How useful mini bars are depends on the type of hotel they are located in and there is no set rule, believes Kai Speth, general manager of the Sofitel Legend Metropole Hanoi.
“I personally feel that in many hotels a mini bar is obsolete, too costly to maintain, whilst in some locations it still has solid validity,” he says.
“In city centre hotels I believe a mini bar is a thing of the past...guests use room service, bars are open everywhere until late or simply many hotels have started to include a free basic bar in the room. Customers stay away because of the crazy prices one has to charge to make a mini bar viable, so they go to 24-hour shops, remove the mini bar content to store their own products.
“[However], in certain resorts and remote locations where there is no alcohol service etc, I think we still very much need them. Airport hotels, for example, when guest arrive late at night and all facilities are closed, [in this case] I believe a mini bar still works and is justified.”
John Gardner, general manager of the Caravelle Hotel in Vietnam, says mini bars form part of a guest’s expectations of their hotel visit.
“In my view, mini bars are most relevant in hotel rooms as a generic statement. Guests expect them to be there. Whether they draw from them or not, you as a hotelier have a responsibility to meet those expectations. But you also have a responsibility to ensure their relevance to the guest.”
Like Speth, Gardner stresses that the mini bar is more of an essential to some hotels than others.

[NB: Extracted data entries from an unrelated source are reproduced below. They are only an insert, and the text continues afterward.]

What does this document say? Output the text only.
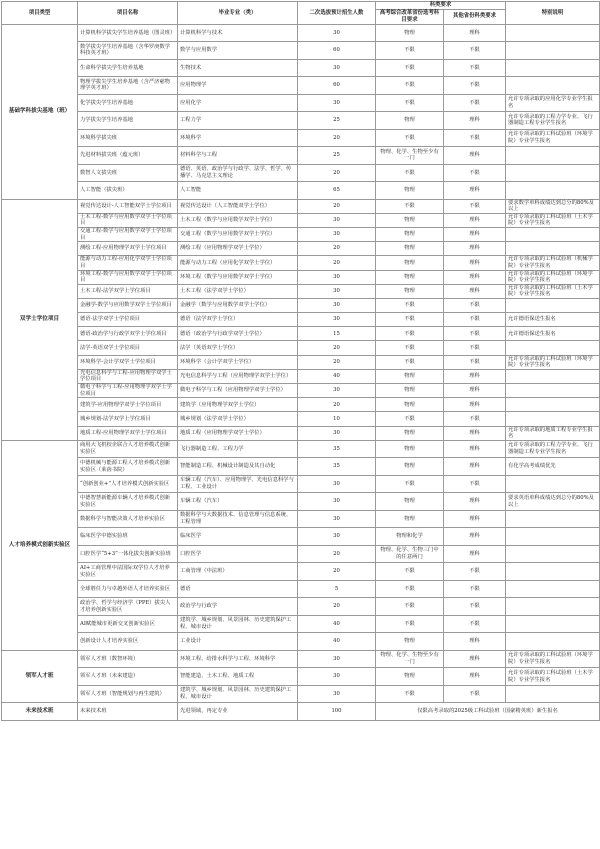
项目类型	项目名称	毕业专业（类）	二次选拔预计招生人数	科类要求		特别说明
				高考综合改革省份选考科目要求	其他省份科类要求	
基础学科拔尖基地（班）	计算机科学拔尖学生培养基地（图灵班）	计算机科学与技术	30	物理	理科	
	数学拔尖学生培养基地（含华罗庚数学科技英才班）	数学与应用数学	60	不限	不限	
	生命科学拔尖学生培养基地	生物技术	30	不限	不限	
	物理学拔尖学生培养基地（含严济慈物理学英才班）	应用物理学	60	不限	不限	
	化学拔尖学生培养基地	应用化学	30	不限	不限	允许专项录取的应用化学专业学生报名
	力学拔尖学生培养基地	工程力学	25	物理	理科	允许专项录取的工程力学专业、飞行器制造工程专业学生报名
	环境科学拔尖班	环境科学	20	不限	不限	允许专项录取的工科试验班（环境学院）专业学生报名
	先进材料拔尖班（蕴元班）	材料科学与工程	25	物理、化学、生物至少有一门	理科	
	数智人文拔尖班	德语、英语、政治学与行政学、法学、哲学、传播学、马克思主义理论	20	不限	不限	
	人工智能（拔尖班）	人工智能	65	物理	理科	
双学士学位项目	视觉传达设计-人工智能双学士学位项目	视觉传达设计（人工智能双学士学位）	20	不限	不限	要求数学单科成绩达到总分的80%及以上
	土木工程-数学与应用数学双学士学位项目	土木工程（数学与应用数学双学士学位）	30	物理	理科	允许专项录取的工科试验班（土木学院）专业学生报名
	交通工程-数学与应用数学双学士学位项目	交通工程（数学与应用数学双学士学位）	30	物理	理科	
	测绘工程-应用物理学双学士学位项目	测绘工程（应用物理学双学士学位）	20	物理	理科	
	能源与动力工程-应用化学双学士学位项目	能源与动力工程（应用化学双学士学位）	20	物理	理科	允许专项录取的工科试验班（机械学院）专业学生报名
	环境工程-数学与应用数学双学士学位项目	环境工程（数学与应用数学双学士学位）	30	物理	理科	允许专项录取的工科试验班（环境学院）专业学生报名
	土木工程-法学双学士学位项目	土木工程（法学双学士学位）	30	物理	理科	允许专项录取的工科试验班（土木学院）专业学生报名
	金融学-数学与应用数学双学士学位项目	金融学（数学与应用数学双学士学位）	30	不限	不限	
	德语-法学双学士学位项目	德语（法学双学士学位）	30	不限	不限	允许德语保送生报名
	德语-政治学与行政学双学士学位项目	德语（政治学与行政学双学士学位）	15	不限	不限	允许德语保送生报名
	法学-英语双学士学位项目	法学（英语双学士学位）	20	不限	不限	
	环境科学-会计学双学士学位项目	环境科学（会计学双学士学位）	20	不限	不限	允许专项录取的工科试验班（环境学院）专业学生报名
	光电信息科学与工程-应用物理学双学士学位项目	光电信息科学与工程（应用物理学双学士学位）	40	物理	理科	
	微电子科学与工程-应用物理学双学士学位项目	微电子科学与工程（应用物理学双学士学位）	30	物理	理科	
	建筑学-应用物理学双学士学位项目	建筑学（应用物理学双学士学位）	20	物理	理科	
	城乡规划-法学双学士学位项目	城乡规划（法学双学士学位）	10	不限	不限	
	地质工程-应用物理学双学士学位项目	地质工程（应用物理学双学士学位）	30	物理	理科	允许专项录取的地质工程专业学生报名
人才培养模式创新实验区	商用大飞机校企联合人才培养模式创新实验区	飞行器制造工程、工程力学	35	物理	理科	允许专项录取的工程力学专业、飞行器制造工程专业学生报名
	中德机械与能源工程人才培养模式创新实验区（莱茵书院）	智能制造工程、机械设计制造及其自动化	35	物理	理科	有化学高考成绩优先
	“创新创业+”人才培养模式创新实验区	车辆工程（汽车）、应用物理学、光电信息科学与工程、工业设计	30	不限	不限	
	中德智慧新能源车辆人才培养模式创新实验区	车辆工程（汽车）	30	物理	理科	要求英语单科成绩达到总分的80%及以上
	数据科学与智能决策人才培养实验区	数据科学与大数据技术、信息管理与信息系统、工程管理	30	物理	理科	
	临床医学中德实验班	临床医学	30	物理和化学	理科	
	口腔医学“5+3”一体化拔尖创新实验班	口腔医学	20	物理、化学、生物三门中的任意两门	理科	
	AI+工商管理中法国际双学位人才培养实验区	工商管理（中法班）	20	不限	不限	
	全球胜任力与卓越外语人才培养实验区	德语	5	不限	不限	
	政治学、哲学与经济学（PPE）拔尖人才培养创新实验区	政治学与行政学	20	不限	不限	
	AI赋能城市更新交叉创新实验区	建筑学、城乡规划、风景园林、历史建筑保护工程、城市设计	40	不限	不限	
	创新设计人才培养实验区	工业设计	40	物理	理科	
领军人才班	领军人才班（数智环境）	环境工程、给排水科学与工程、环境科学	30	物理、化学、生物至少有一门	理科	允许专项录取的工科试验班（环境学院）专业学生报名
	领军人才班（未来建造）	智能建造、土木工程、地质工程	30	物理	理科	允许专项录取的工科试验班（土木学院）专业学生报名
	领军人才班（智能规划与再生建筑）	建筑学、城乡规划、风景园林、历史建筑保护工程、城市设计	30	不限	不限	
未来技术班	未来技术班	先进领域，再定专业	100	仅限高考录取的2025级工科试验班（国豪精英班）新生报名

“In a resort setting, an extensive mini bar is very convenient and very useful, especially if the bar itself includes such items as sun screen, mosquito repellent, and other practical amenities in addition to the usual food and beverage items. But for a city hotel that handles a lot of corporate business, a less extensive mini bar is required.
What does this guest want? A cold beer at the end of the workday as he puts his feet up and checks in on the BBC or CNN, a glass of wine before dinner.”
“They are useful. They are convenient. And the revenue generated is not insignificant to our total food and beverage revenue. They are good money spinners,” Gardner adds.
The solution to mini bar inconveniences argues Jan Willem Strijker, managing director Asia Pacific of mini bar supplier Bartech, is to use automatic mini bars.
“Hotels, most certainly in the four- and five-star category, are obliged to give guests the convenience of a properly and well-stocked mini bar. The only solution to the problems mentioned in the article [by Dyck] is automatic mini bars.”
Bartech says its automatic minibars offer a charge time delay allowing guests to touch items without being charged and also provide guests with courtesy shelves, enabling them to store personal items without having to remove items from sensors and thus incurring unwanted charges. Strijker claims automatic mini bars can produce a 75% reduced staff costing.
“A properly installed and managed Bartech solution results in a two to three-year return on investment period, making the expenditure in an automatic system profitable, whereas an investment in a manual mini bar is loss making from day one,” he concludes.